Positive integer solutions to product

Question

For $a,b,c,d\in\mathbb{N}$, I am looking for all positive integer solutions to $$a(b+1)c(d+1)=(a+1)b(c+1)d.$$ I already figured out that $a=b$ and $c=d$ as well as $a=d$ and $b=c$. But now I am stuck and I am wondering how I can check for more solutions.

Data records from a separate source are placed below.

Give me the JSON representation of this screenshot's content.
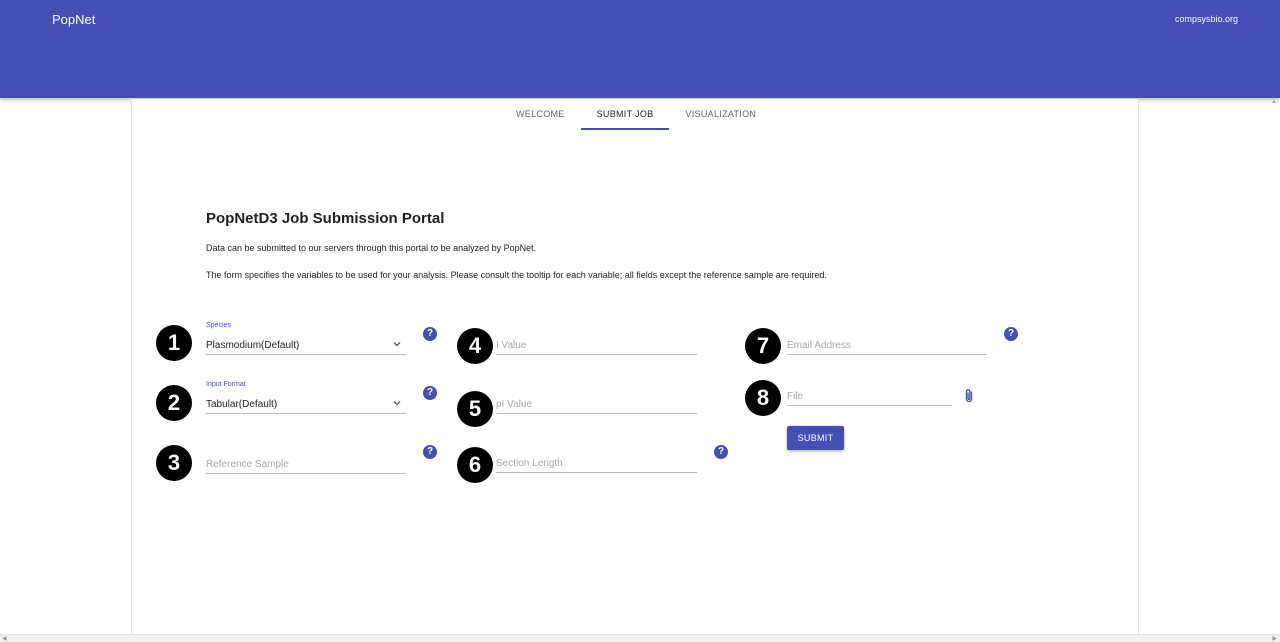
{
  "header": {
    "brand": "PopNet",
    "site_link": "compsysbio.org",
    "accent": "#444fb6"
  },
  "tabs": [
    {
      "label": "WELCOME",
      "active": false
    },
    {
      "label": "SUBMIT JOB",
      "active": true
    },
    {
      "label": "VISUALIZATION",
      "active": false
    }
  ],
  "main": {
    "title": "PopNetD3 Job Submission Portal",
    "desc1": "Data can be submitted to our servers through this portal to be analyzed by PopNet.",
    "desc2": "The form specifies the variables to be used for your analysis. Please consult the tooltip for each variable; all fields except the reference sample are required."
  },
  "markers": [
    "1",
    "2",
    "3",
    "4",
    "5",
    "6",
    "7",
    "8"
  ],
  "form": {
    "species": {
      "label": "Species",
      "value": "Plasmodium(Default)"
    },
    "input_format": {
      "label": "Input Format",
      "value": "Tabular(Default)"
    },
    "reference_sample": {
      "placeholder": "Reference Sample"
    },
    "i_value": {
      "placeholder": "I Value"
    },
    "pi_value": {
      "placeholder": "pI Value"
    },
    "section_length": {
      "placeholder": "Section Length"
    },
    "email": {
      "placeholder": "Email Address"
    },
    "file": {
      "placeholder": "File"
    },
    "submit_label": "SUBMIT",
    "help_glyph": "?"
  },
  "icons": {
    "help": "help-circle-icon",
    "dropdown": "chevron-down-icon",
    "attach": "paperclip-icon"
  }
}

How can I approach this?

The problem arises from considerations on a Markov chain $X$ associated to a particle system on a finite graph $G$. Solutions $(a,b,c,d)$ give subgraphs of which are "of low energy" with respect to the stationary distribution of $X$.

Answer 1

Not an answer but a note about the connection with cycles that are subject to the so far unsolved Collatz problem:

Let us define the following function:

$$ g_k(x)= \begin{cases} kx+1 & 2\nmid x\\ x/2 & \text{otherwise} \end{cases} $$

In the case $k=3$ we have the so-called Collatz function and until now it is unproven whether a cycle exists other than the trivial one $(4,2,1,4,2,1,\ldots)$.

Interestingly there exist other $k$-values for which we can find such cycles. Crandall found for $k=5$ and $k=181$ such cycles. Let us take the example of $k=181$: There we have the two $2$-cycles $(27,611)$ and $(35,99)$, since $(181\cdot27+1)/2^3=611$ and $(181\cdot611+1)/2^{12}=27$.

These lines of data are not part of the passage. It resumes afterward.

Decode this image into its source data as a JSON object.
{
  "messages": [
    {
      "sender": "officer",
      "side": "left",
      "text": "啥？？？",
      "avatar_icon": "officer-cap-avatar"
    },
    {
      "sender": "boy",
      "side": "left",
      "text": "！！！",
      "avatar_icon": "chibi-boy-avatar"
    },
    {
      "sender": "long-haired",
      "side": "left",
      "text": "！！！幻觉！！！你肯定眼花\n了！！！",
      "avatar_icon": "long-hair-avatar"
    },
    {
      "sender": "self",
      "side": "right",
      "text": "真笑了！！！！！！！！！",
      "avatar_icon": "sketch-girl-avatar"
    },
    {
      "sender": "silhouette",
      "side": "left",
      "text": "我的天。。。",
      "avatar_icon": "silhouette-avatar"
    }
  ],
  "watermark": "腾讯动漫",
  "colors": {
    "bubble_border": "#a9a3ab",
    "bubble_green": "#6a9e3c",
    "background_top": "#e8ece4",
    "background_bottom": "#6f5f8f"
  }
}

If $g_k(x)$ contains such $2$-cycles, lets consider $(a,c)=(181\cdot27,181\cdot611)$ and $(b,d)=(181\cdot35,181\cdot99)$, then the diophantine equation given by the OP is fullfilled:

$$(a+1)\cdot(c+1)\cdot b\cdot d=(b+1)\cdot(d+1)\cdot a\cdot c\\=(181\cdot27+1)(181\cdot611+1)⋅35⋅181⋅99⋅181=(181⋅35+1)(181⋅99+1)⋅181⋅27⋅181⋅611$$

The case $k=5$ even exhibits $3$-cycles, see the work of Crandall and Franco and Pomerance. In the case of $3$-cycles the diophantine equation contains six variables $a,b,c,d,e,f$.

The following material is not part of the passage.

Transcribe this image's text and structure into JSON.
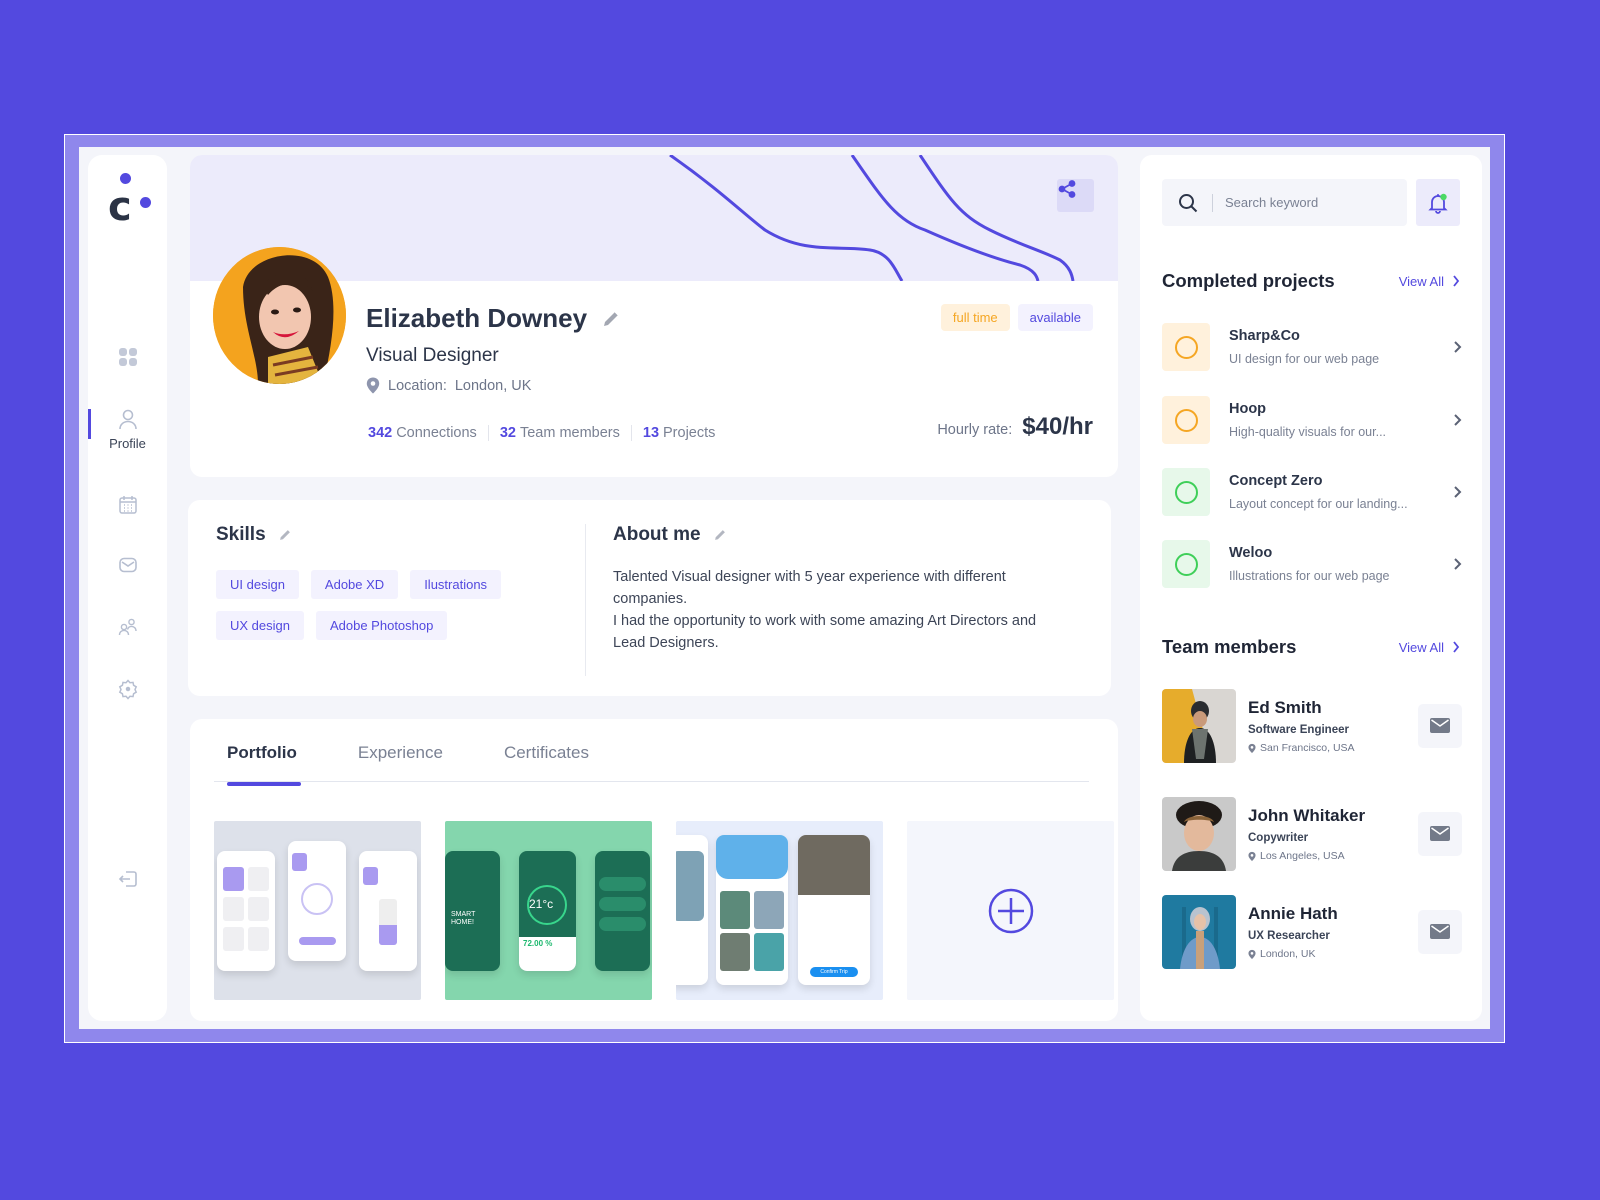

Bruteforce workaround may help in the case that there is no explicit solution. At least we are able to collect all solutions by distinguishing two cases which I obtained by:

Reduce[a (b + 1) c (d + 1) == (a + 1) b (c + 1) d && a > 0 && b > 0
 && c > 0 && d > 0, {a, b, c, d}, Integers]

The first case is:

$$0<b<a\land 0<c<\frac{-a b-b}{b-a}\land d=\frac{-a b c-a c}{-a b+a c-b c-b}$$

and the second case is:

$$b\geq a\land d=\frac{-a b c-a c}{-a b+a c-b c-b}$$

Let us now generate solutions for the first case, for example up to $a=50$:

a_max=50
for a in range(1,a_max+1):
    for b in range(1,a):
        for c in range(1,(-b-a*b)//(-a+b)):
            num = -a*c-a*b*c
            denom = -b-a*b+a*c-b*c
            d = num // denom
            if num == d * denom:
                print([a,b,c,d])

Some solutions we get in this first case are:

[2, 1, 1, 2]
[2, 1, 2, 8]
[3, 1, 1, 3]
[3, 2, 2, 3]
[3, 2, 4, 9]
[3, 2, 5, 15]
[3, 2, 6, 27]
[3, 2, 7, 63]
[4, 2, 2, 4]
...
[4, 3, 13, 104]
[4, 3, 14, 224]
[5, 2, 2, 5]
...
[50, 49, 2495, 1559375]
[50, 49, 2496, 2080000]
[50, 49, 2497, 3121250]
[50, 49, 2498, 6245000]

For the second case we can collect solutions for example up to $b=50$ and $c=50$ as follows:

b_max=50
c_max=50

for b in range(1,b_max+1):
    for a in range(1,b+1):
        for c in range(1,c_max):
            num = -a*c-a*b*c
            denom = -b-a*b+a*c-b*c
            d = num // denom
            if num == d * denom:
                print([a,b,c,d])

Some tuples $(a,b,c,d)$ retrieved for this second case are:

[1, 1, 1, 1]
[1, 1, 2, 2]
[1, 1, 3, 3]
...
[1, 1, 17, 17]
...
[50, 50, 48, 48]
[50, 50, 49, 49]

These are those solutions where $a=b$ and $c=d$.